For the subgraph-layer-wise performance of the pruned networks compared with the original model, the indexes workload/GOP, Runtime/ms, and Mem/MB improve significantly, while the indexes PerfGOP/s and G/s decrease heavily. The underlying principle for the phenomenon and the bottlenecks analyzed such as the three FC layers for VGG13BN provide much room for improvement on both the software level and hardware level. The study provides the research direction for future work.
6. Conclusions
This paper provides a “one-shot” solution from software-level to hardware-level acceleration for the applications of DNNs. The high efficient refined pruning method is based on the layer-wise input sparsity of convolutional layers and channel-wise importance indexes of each layer to compress and optimize the DNNs. The pruning is highly efficient in that the parameters and FLOPs can be reduced by more than 86 with less than 1.5 accuracy loss for ResNet50 on CIFAR10, which shows its priority over AutoML for model compression method [49], Prune Train technique [25], and so on. The efficiency of the pruning technique is also verified by extending the experiments with ResNet and VGG13BN to CIFAR100 and ImageNet100 in this paper. And the method can be more refined by adjusting the parameter to achieve a higher pruning ratio of the network with a little loss of accuracy, which just takes more pruning iterations.

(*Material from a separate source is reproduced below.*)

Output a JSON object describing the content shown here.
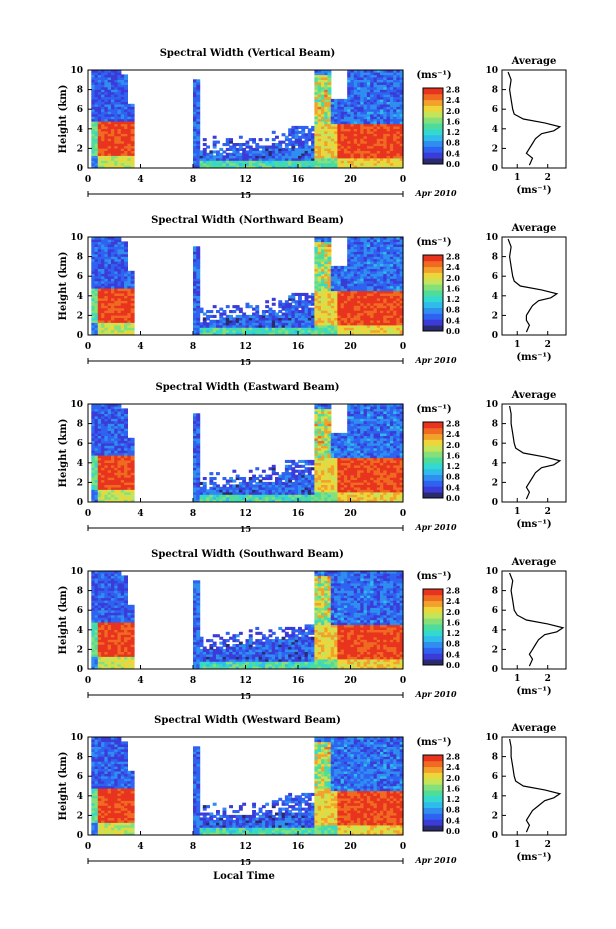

The refined pruning method can be efficiently extended to all other neural networks with batch normalization operations, which has been adopted by most of the state-of-the-art DNNs. Then, both the original and optimized networks are implemented and accelerated on the Xilinx FPGA platform ZCU102 by utilizing the Vitis AI, and a comprehensive analysis of the subgraph-wise performance concerning the two networks is made. At the same time, the analysis of the xmodels compiled by the Vitis AI and then deployed on the ZCU102 board helps to get a thorough understanding of the neural networks running on FPGA. The analysis results indicate that the model size, the number of parameters, and FLOPs are not the only factors that affect the speed of DNNs; the architecture of the network also plays a key factor in the speed of the model. At the same time, we also found some bottlenecks that restrict the performance of the networks on FPGA. In the future, the research plan is to concentrate on the acceleration of DNNs based on FPGA by designing efficient deep processing units at the hardware level in terms of the characteristics and especially the bottlenecks of the DNN architectures.
Data Availability
The data used to support the findings of this study are included within the article. And the datasets used in the study are public datasets which can be accessed easily online.
Conflicts of Interest
The authors declare that they have no conflicts of interest.